Genotypes were obtained for 98.1% and 99.7% of samples, for G401A and A1958G respectively. A summary of observed genotypes and allele frequencies of analyzed genetic variants are summarized in Table 1. The Hardy–Weinberg equilibrium was observed in both case and parent groups. Linkage disequilibrium analyses revealed no association between CL/P and investigated polymorphisms alleles or haplotypes (Table 2). The Global P value for haplotype analysis was also not significant. On the other hand, a borderline undertransmission of the most frequent haplotype 401G/1958G was observed, that may indicate a possible protective role for this haplotype, (P value = .07). The linkage disequilibrium between markers was relatively low, (D' = .30; r2= .01). Such results agree with data available from the HAPMAP project (http://www.hapmap.org/).

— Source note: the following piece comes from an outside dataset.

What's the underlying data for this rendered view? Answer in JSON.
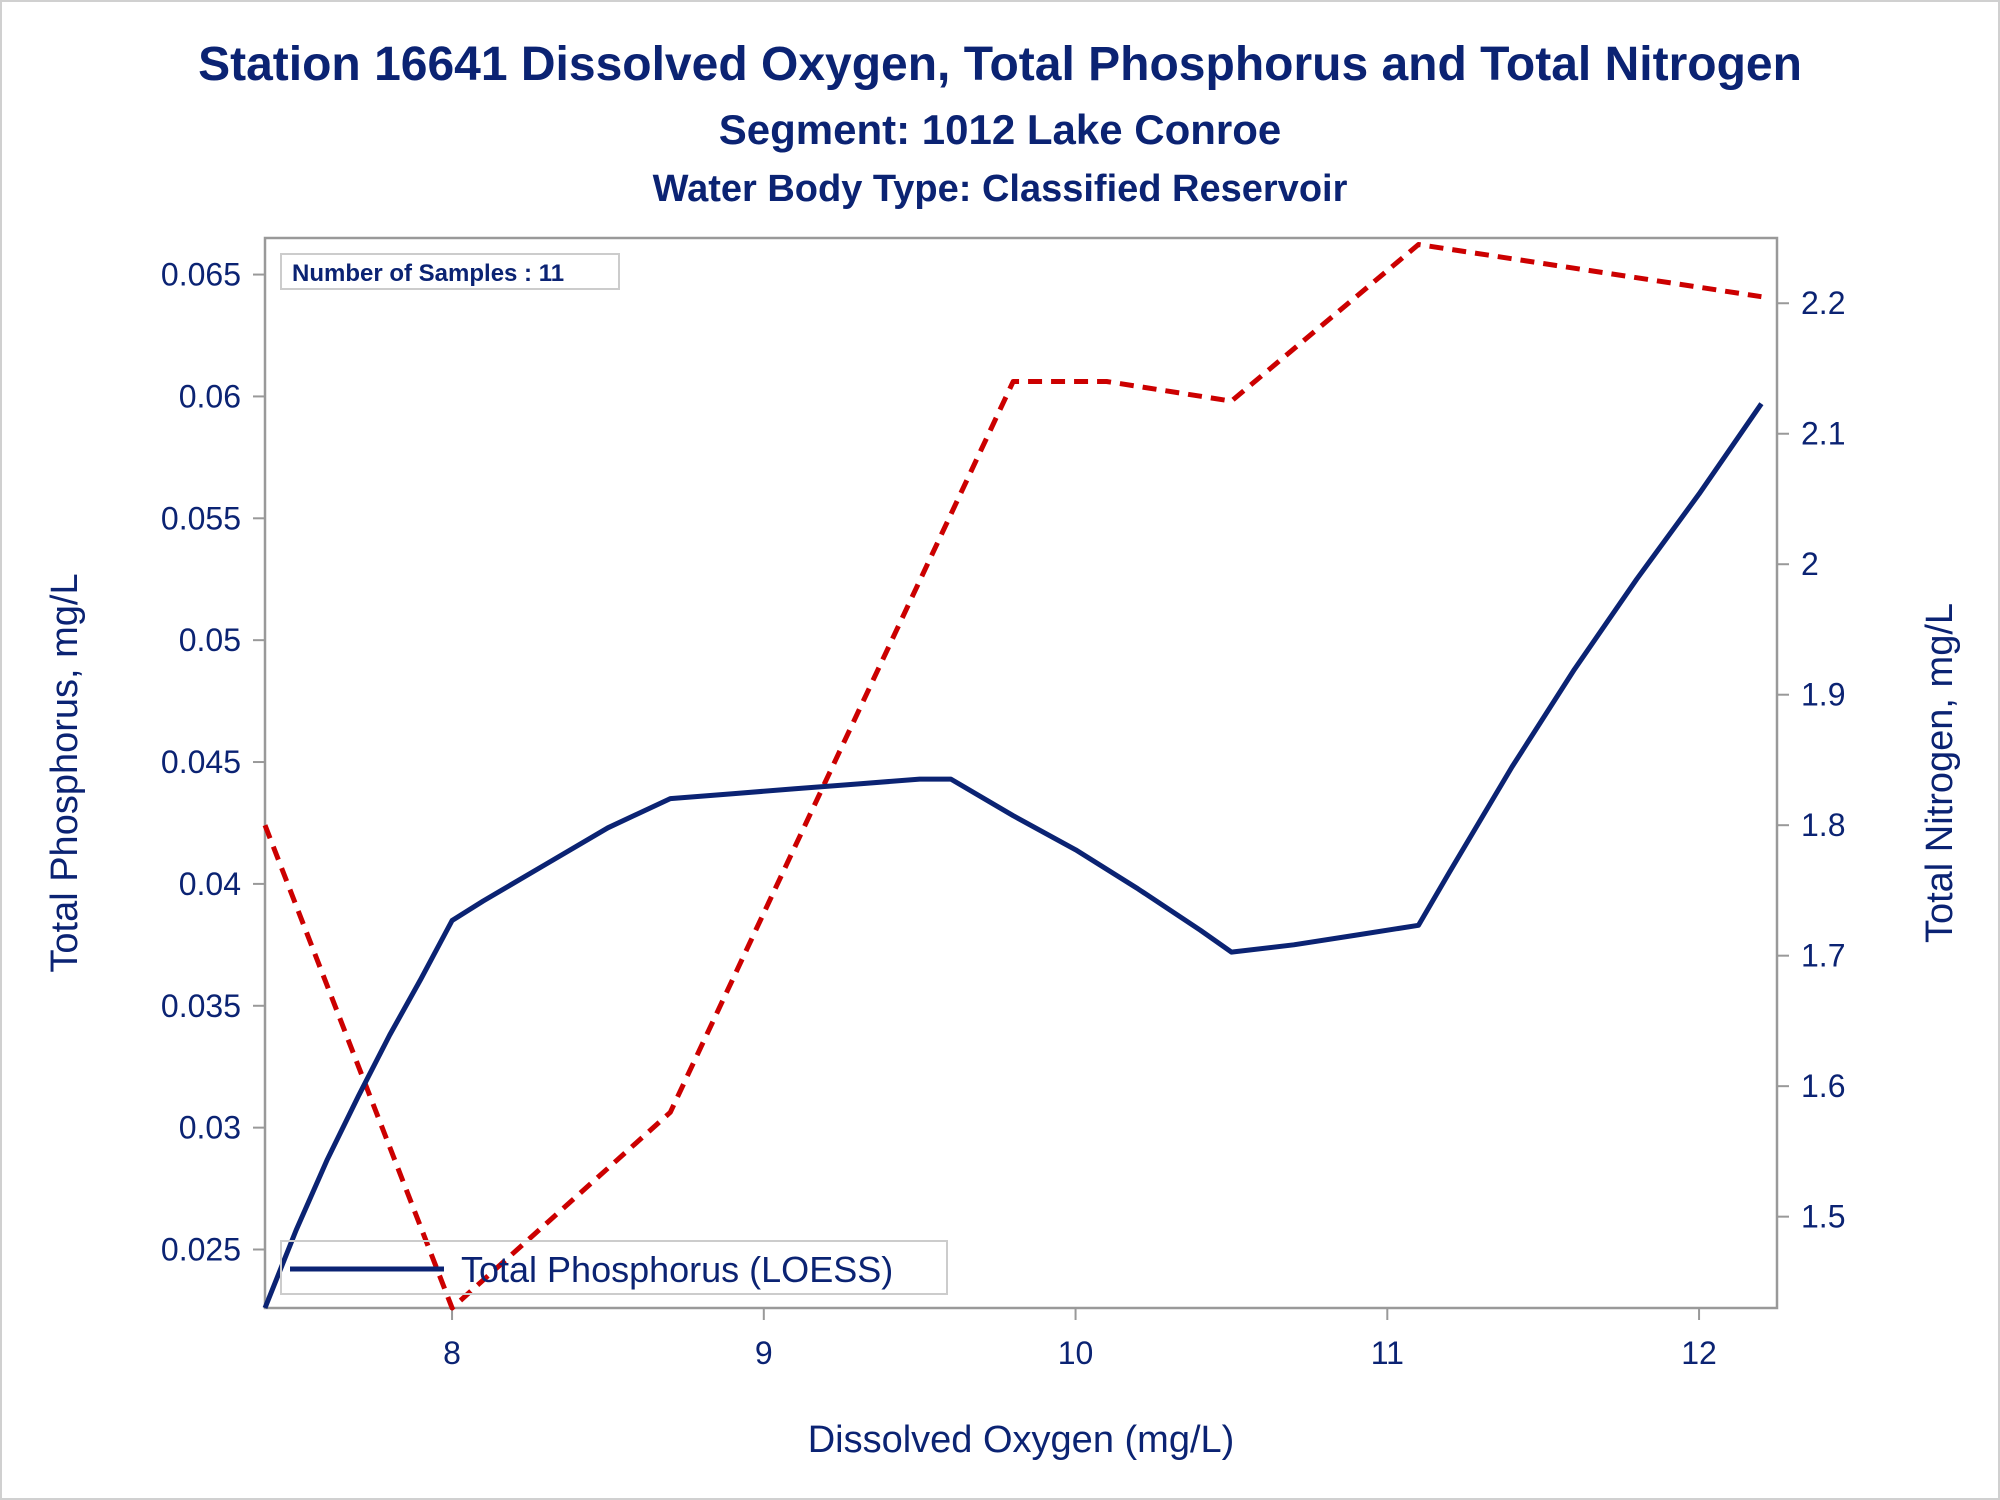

In summary, our results among the Italian population did not support any association between the MTHFD1 polymorphisms and clefting, partially confirming the data reported by Mostowska and colleagues regarding the Polish population. Altogether, data from both studies do not support MTHFD1 involvement in CL/P onset among Europeans. Nevertheless, a borderline undertransmission of the most frequent haplotype was observed. This may represent an insignificant random deviation from the equilibrium or, alternatively, it may reflect a minor role for MTHFD1 in clefting. If this is the case, a much bigger sample size may be required to demonstrate such a small effect.